John Burness' quote at the end of the preview is the saddest, most laughable statement lacking of any truth I think anyone could actually come up with after all of these months: that Duke did not succumb to pressure from outside or within.

Anonymous said...

Carolyn says:

Burness says Duke was waiting for the truth to come out. But how do you WAIT for April 2007 when in April 2006 you kick Reade, Dave and Collin off the Duke campus, cancel their lacrosse season and fire their coach?

That's not waiting. That's lynching.

Anonymous said...

---------
Carolyn says:

Burness says Duke was waiting for the truth to come out. But how do you WAIT for April 2007 when in April 2006 you kick Reade, Dave and Collin off the Duke campus, cancel their lacrosse season and fire their coach?

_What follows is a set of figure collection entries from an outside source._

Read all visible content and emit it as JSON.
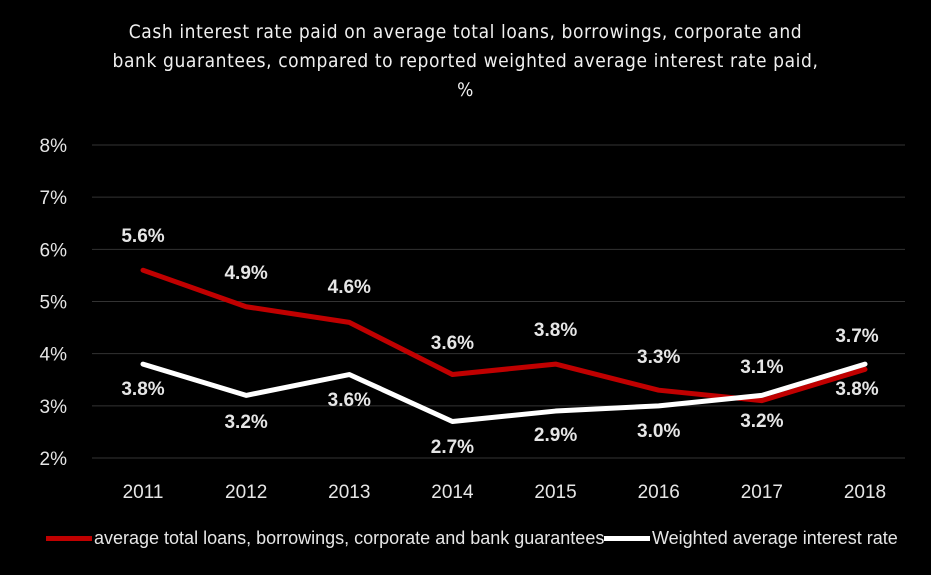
{
  "chart_data": {
    "type": "line",
    "title_lines": [
      "Cash interest rate paid on average total loans, borrowings, corporate and",
      "bank guarantees, compared to reported weighted average interest rate paid,",
      "%"
    ],
    "categories": [
      "2011",
      "2012",
      "2013",
      "2014",
      "2015",
      "2016",
      "2017",
      "2018"
    ],
    "y_ticks": [
      "2%",
      "3%",
      "4%",
      "5%",
      "6%",
      "7%",
      "8%"
    ],
    "ylim": [
      2,
      8
    ],
    "grid": true,
    "legend_position": "bottom",
    "series": [
      {
        "name": "average total loans, borrowings, corporate and bank guarantees",
        "color": "#c00000",
        "values": [
          5.6,
          4.9,
          4.6,
          3.6,
          3.8,
          3.3,
          3.1,
          3.7
        ],
        "labels": [
          "5.6%",
          "4.9%",
          "4.6%",
          "3.6%",
          "3.8%",
          "3.3%",
          "3.1%",
          "3.7%"
        ]
      },
      {
        "name": "Weighted average interest rate",
        "color": "#ffffff",
        "values": [
          3.8,
          3.2,
          3.6,
          2.7,
          2.9,
          3.0,
          3.2,
          3.8
        ],
        "labels": [
          "3.8%",
          "3.2%",
          "3.6%",
          "2.7%",
          "2.9%",
          "3.0%",
          "3.2%",
          "3.8%"
        ]
      }
    ]
  }
}
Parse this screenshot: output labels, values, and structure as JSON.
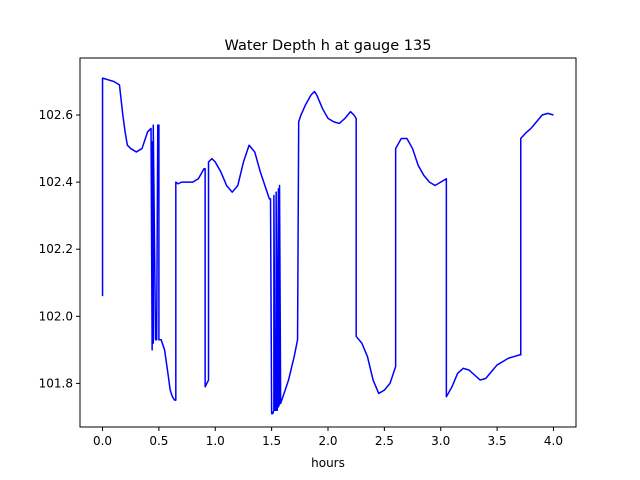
{
  "chart_data": {
    "type": "line",
    "title": "Water Depth h at gauge 135",
    "xlabel": "hours",
    "ylabel": "",
    "xlim": [
      -0.2,
      4.2
    ],
    "ylim": [
      101.67,
      102.77
    ],
    "xticks": [
      0.0,
      0.5,
      1.0,
      1.5,
      2.0,
      2.5,
      3.0,
      3.5,
      4.0
    ],
    "xtick_labels": [
      "0.0",
      "0.5",
      "1.0",
      "1.5",
      "2.0",
      "2.5",
      "3.0",
      "3.5",
      "4.0"
    ],
    "yticks": [
      101.8,
      102.0,
      102.2,
      102.4,
      102.6
    ],
    "ytick_labels": [
      "101.8",
      "102.0",
      "102.2",
      "102.4",
      "102.6"
    ],
    "grid": false,
    "series": [
      {
        "color": "#0000ff",
        "x": [
          0.0,
          0.0,
          0.05,
          0.1,
          0.15,
          0.18,
          0.2,
          0.22,
          0.25,
          0.3,
          0.35,
          0.4,
          0.43,
          0.44,
          0.44,
          0.45,
          0.45,
          0.47,
          0.48,
          0.49,
          0.5,
          0.5,
          0.52,
          0.55,
          0.58,
          0.6,
          0.62,
          0.64,
          0.65,
          0.65,
          0.67,
          0.7,
          0.75,
          0.8,
          0.85,
          0.9,
          0.91,
          0.91,
          0.94,
          0.94,
          0.97,
          1.0,
          1.05,
          1.1,
          1.15,
          1.2,
          1.25,
          1.3,
          1.35,
          1.4,
          1.45,
          1.48,
          1.49,
          1.5,
          1.51,
          1.52,
          1.52,
          1.53,
          1.54,
          1.54,
          1.55,
          1.55,
          1.56,
          1.56,
          1.57,
          1.57,
          1.58,
          1.6,
          1.65,
          1.7,
          1.73,
          1.74,
          1.76,
          1.8,
          1.85,
          1.88,
          1.9,
          1.95,
          2.0,
          2.05,
          2.1,
          2.15,
          2.2,
          2.23,
          2.25,
          2.25,
          2.3,
          2.35,
          2.4,
          2.45,
          2.5,
          2.55,
          2.6,
          2.6,
          2.65,
          2.7,
          2.75,
          2.8,
          2.85,
          2.9,
          2.95,
          3.0,
          3.05,
          3.05,
          3.1,
          3.15,
          3.2,
          3.25,
          3.3,
          3.35,
          3.4,
          3.45,
          3.5,
          3.55,
          3.6,
          3.65,
          3.7,
          3.71,
          3.71,
          3.75,
          3.8,
          3.85,
          3.9,
          3.95,
          4.0
        ],
        "y": [
          102.06,
          102.71,
          102.705,
          102.7,
          102.69,
          102.6,
          102.55,
          102.51,
          102.5,
          102.49,
          102.5,
          102.55,
          102.56,
          101.9,
          102.52,
          101.92,
          102.57,
          101.93,
          101.93,
          102.57,
          102.57,
          101.93,
          101.93,
          101.9,
          101.83,
          101.78,
          101.76,
          101.75,
          101.75,
          102.4,
          102.395,
          102.4,
          102.4,
          102.4,
          102.41,
          102.44,
          102.44,
          101.79,
          101.81,
          102.46,
          102.47,
          102.46,
          102.43,
          102.39,
          102.37,
          102.39,
          102.46,
          102.51,
          102.49,
          102.43,
          102.38,
          102.35,
          102.35,
          101.71,
          101.71,
          101.72,
          102.36,
          101.72,
          101.72,
          102.37,
          101.72,
          101.72,
          102.38,
          101.73,
          101.74,
          102.39,
          101.74,
          101.76,
          101.81,
          101.88,
          101.93,
          102.58,
          102.6,
          102.63,
          102.66,
          102.67,
          102.66,
          102.62,
          102.59,
          102.58,
          102.575,
          102.59,
          102.61,
          102.6,
          102.59,
          101.94,
          101.92,
          101.88,
          101.81,
          101.77,
          101.78,
          101.8,
          101.85,
          102.5,
          102.53,
          102.53,
          102.5,
          102.45,
          102.42,
          102.4,
          102.39,
          102.4,
          102.41,
          101.76,
          101.79,
          101.83,
          101.845,
          101.84,
          101.825,
          101.81,
          101.815,
          101.835,
          101.855,
          101.865,
          101.875,
          101.88,
          101.885,
          101.885,
          102.53,
          102.545,
          102.56,
          102.58,
          102.6,
          102.605,
          102.6
        ]
      }
    ]
  }
}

That's not waiting. That's lynching.
--------------

Didn't I read an ad in the Chronicle once that said, "Thank you for not waiting?" LMFAO
cf

Anonymous said...

The fact that the feckless stumblebum and his witless minions are still in place is dispicable and disgusting. Until the bot (assuming they have not been brain washed by Steel) gets rid of these nut cases and their leader, I have washed my hands of the place.

Trinity60

Anonymous said...

Alleva, remember, was speaking for Brodhead, so we now have the president of Duke endorsing such a statement. In other words, Duke University, according to Richard Brodhead, does not care about truth.

However, the university went to great lengths to promote a lie.

Anonymous said...

It is not a lynching. please do not devalue that word. A lynching is when you are a poor black man who is accused of a crime and taken from the sherriff by a crowd of white supremacists and then hung without a trial and probably castrated and burned before you are hung up. Then your tormentors give your toes and fingers out as keepsakes and take a picture with the women and children who ar picnicing and watching. That is what a real lynching was like; if you do not believe it go to the civil rights museum, you will see the pictures of lynching, complete with smiling whites posing for the camera. They even made postcards of particularly spectacular lunchings. The duke players were not lynched. They were not in jail, they were not threatened by crowds of unrestrained people and they had the best legal representation that money could buy.

Mandelbrot's Chaos said...

Well, 5:40, they weren't in jail, that's for sure, but not for lack of trying on the part of a rogue prosecutor and a host of enablers. However, they were threatened by crowds of unrestrained people. While I agree that this wasn't a lynching in the classic sense of the word, it was that same mindset that led to their railroading.

Anonymous said...

You are a liar. One person saying a bad comment does not a lynch mobe make. You are exaggerating this whole thing. The crowds in Durham at the courthouse were polite and quiet. I know I was there and it was not anything like an unrestrained crowd. These guys had it easy. They were out of jail in time for morning class and spent some of their time off in Europe. This is as far from a real lynching as you can get.